Ionity has secured financing of up to €600m to expand its ultra-fast EV charging network in Europe.
The financing includes €450m in committed green loan facilities and a so-called accordion facility ─ the option to increase the credit line by up to €150m later for future growth.
Ionity says the loan transaction, provided by nine leading international commercial banks, marks the largest ever in the European charging industry and underscores the market’s trust in IONITY’s long-term vision.
The company previously completed a €700m equity round in 2022, led by BlackRock Global Infrastructure Partners Fund and Ionity’s OEM shareholders.
Ionity says it will invest the new capital in the continued expansion and upgrade of its ultra-fast charging network, focusing on highways and urban hubs to address the growing demand for convenient and reliable high-power charging across Europe.
Currently operating over 5,000 charging points, the company aims to more than double the number of charging points to approximately 13,000 and grow its network to more than 1,300 charging sites by the end of 2030. Ionity chargers can provide a minimum of 350 kW, enabling up to 300 kilometres of range in 10 to 15 minutes.
Ionity says it is the only European network supporting 800V vehicle infrastructure at every charging point. Through continuous integration of technologies ─ such as the Alpitronic HYC1000 system, capable of delivering up to 600 kW ─ the company adds that it is moving closer to its goal of enabling high-power charging sessions that add several hundred kilometres of range in less than 10 minutes.

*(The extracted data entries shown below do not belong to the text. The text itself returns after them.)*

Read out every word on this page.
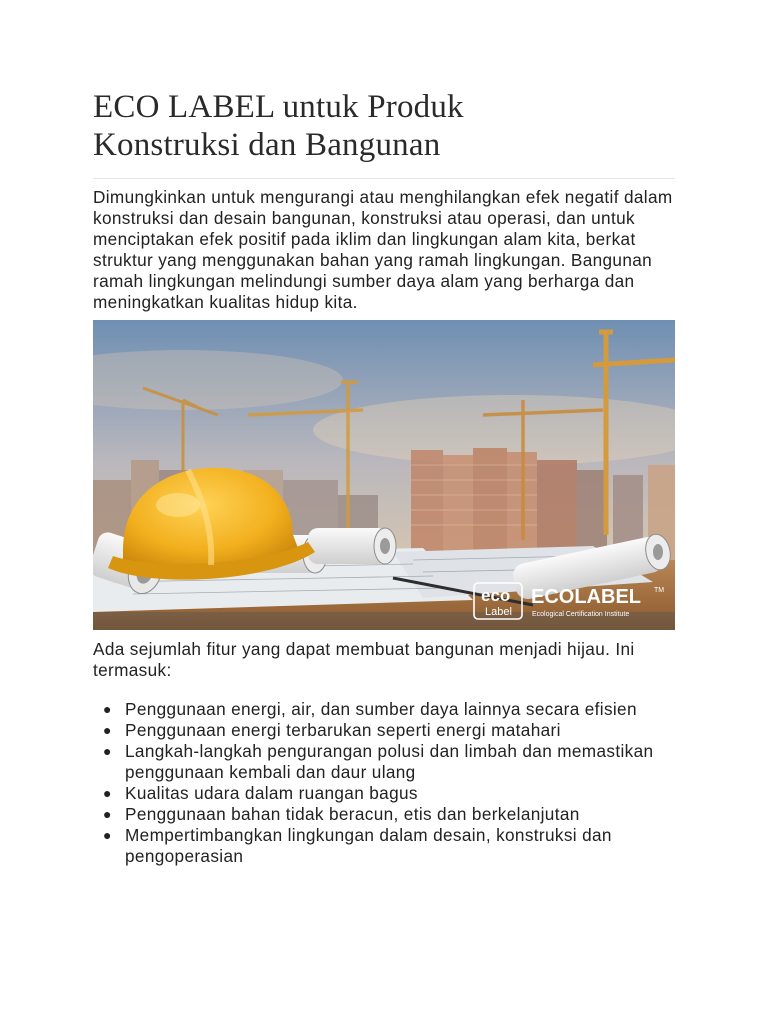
ECO LABEL untuk Produk
Konstruksi dan Bangunan

Dimungkinkan untuk mengurangi atau menghilangkan efek negatif dalam konstruksi dan desain bangunan, konstruksi atau operasi, dan untuk menciptakan efek positif pada iklim dan lingkungan alam kita, berkat struktur yang menggunakan bahan yang ramah lingkungan. Bangunan ramah lingkungan melindungi sumber daya alam yang berharga dan meningkatkan kualitas hidup kita.

eco
Label
ECOLABEL TM
Ecological Certification Institute

Ada sejumlah fitur yang dapat membuat bangunan menjadi hijau. Ini termasuk:

● Penggunaan energi, air, dan sumber daya lainnya secara efisien
● Penggunaan energi terbarukan seperti energi matahari
● Langkah-langkah pengurangan polusi dan limbah dan memastikan penggunaan kembali dan daur ulang
● Kualitas udara dalam ruangan bagus
● Penggunaan bahan tidak beracun, etis dan berkelanjutan
● Mempertimbangkan lingkungan dalam desain, konstruksi dan pengoperasian
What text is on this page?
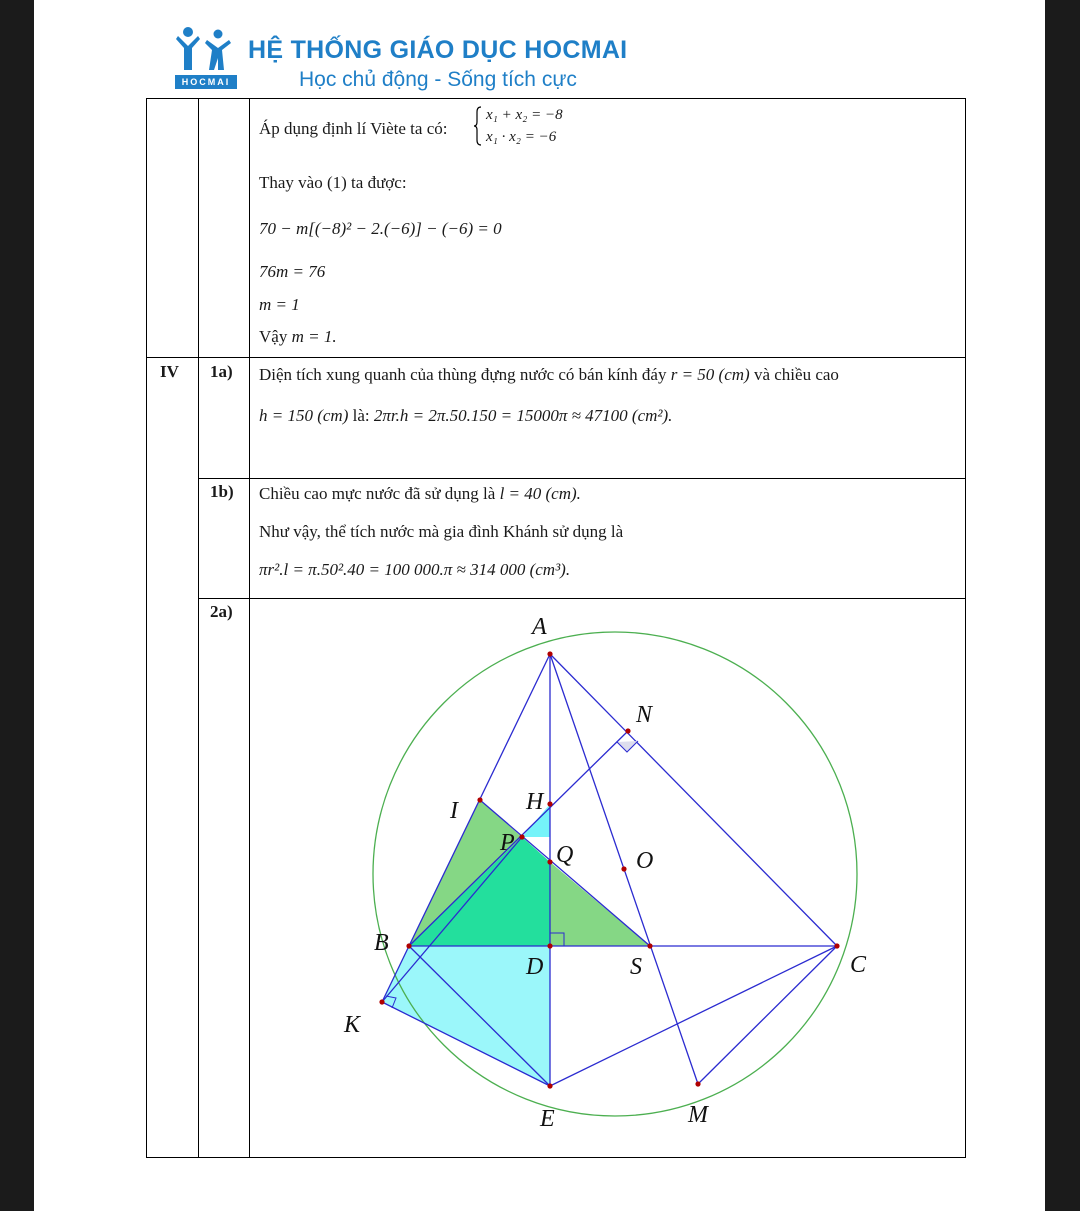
HOCMAI
HỆ THỐNG GIÁO DỤC HOCMAI
Học chủ động - Sống tích cực
Áp dụng định lí Viète ta có:
x₁ + x₂ = −8
x₁ · x₂ = −6
Thay vào (1) ta được:
70 − m[(−8)² − 2.(−6)] − (−6) = 0
76m = 76
m = 1
Vậy m = 1.
IV 1a) Diện tích xung quanh của thùng đựng nước có bán kính đáy r = 50 (cm) và chiều cao
h = 150 (cm) là: 2πr.h = 2π.50.150 = 15000π ≈ 47100 (cm²).
1b) Chiều cao mực nước đã sử dụng là l = 40 (cm).
Như vậy, thể tích nước mà gia đình Khánh sử dụng là
πr².l = π.50².40 = 100 000.π ≈ 314 000 (cm³).
2a)
A
N
I	H
P Q	O
B
D	S	C
K
E	M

Its EV chargin partnerships include hospitality and retail brands such as Starbucks, Circle K, L’Osteria and Village Hotels.
With the EU targeting nearly 30 million EVs on the road by 2030, Ionity says accessible and reliable high power charging infrastructure is more critical than ever. By investing in the expansion and enhancement of its ultra-fast network across 24 European countries, the company states that it will directly support mass market adoption and strengthen the future competitiveness of the European mobility industry.

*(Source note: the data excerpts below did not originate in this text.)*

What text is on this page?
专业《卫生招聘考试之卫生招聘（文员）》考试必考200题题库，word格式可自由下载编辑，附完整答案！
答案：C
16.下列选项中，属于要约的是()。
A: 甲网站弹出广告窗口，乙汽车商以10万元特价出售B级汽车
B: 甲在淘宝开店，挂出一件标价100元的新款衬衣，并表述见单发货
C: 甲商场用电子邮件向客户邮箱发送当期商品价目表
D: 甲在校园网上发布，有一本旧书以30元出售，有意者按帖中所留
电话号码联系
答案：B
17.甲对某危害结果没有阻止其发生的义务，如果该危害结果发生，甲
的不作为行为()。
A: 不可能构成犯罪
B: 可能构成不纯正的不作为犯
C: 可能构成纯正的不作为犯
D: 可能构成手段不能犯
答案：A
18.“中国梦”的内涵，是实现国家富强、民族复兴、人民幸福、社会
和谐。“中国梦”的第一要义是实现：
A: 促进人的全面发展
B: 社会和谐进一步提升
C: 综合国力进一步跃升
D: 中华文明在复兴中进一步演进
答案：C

“This financing marks a major milestone ─ not just for Ionity, but for Europe’s transition to clean, sustainable mobility,” says Torsten Kiedel, CFO of Ionity. “From day one, we’ve proactively built a truly European high-power charging network ─ without compromising on speed, reliability, or convenience. Now, we’re scaling faster than ever to build the backbone of tomorrow’s sustainable mobility infrastructure and bring ultra-fast charging to everyday destinations. Our mission is clear: to power seamless electric journeys and create lasting value for the economy, society, and the environment.”
Behind the financing stands a syndicate of banks: ABN AMRO Bank, BNP Paribas, Crédit Agricole Corporate and Investment Bank, ING Bank, KfW IPEX-Bank, Landesbank Baden-Württemberg, German branch of MUFG Bank (Europe), Norddeutsche Landesbank Girozentrale and Rabobank with BNP Paribas acting as the financial advisor, Clifford Chance acting as the lenders legal advisor and A&O Shearman acting as Ionity’s legal advisor. Ionity’s shareholders BMW Group, Ford, Hyundai, Kia, Mercedes-Benz, Volkswagen Group ─ including Audi and Porsche ─ and BlackRock’s Global Infrastructure Partners Fund also played a significant role in supporting Ionity in the process.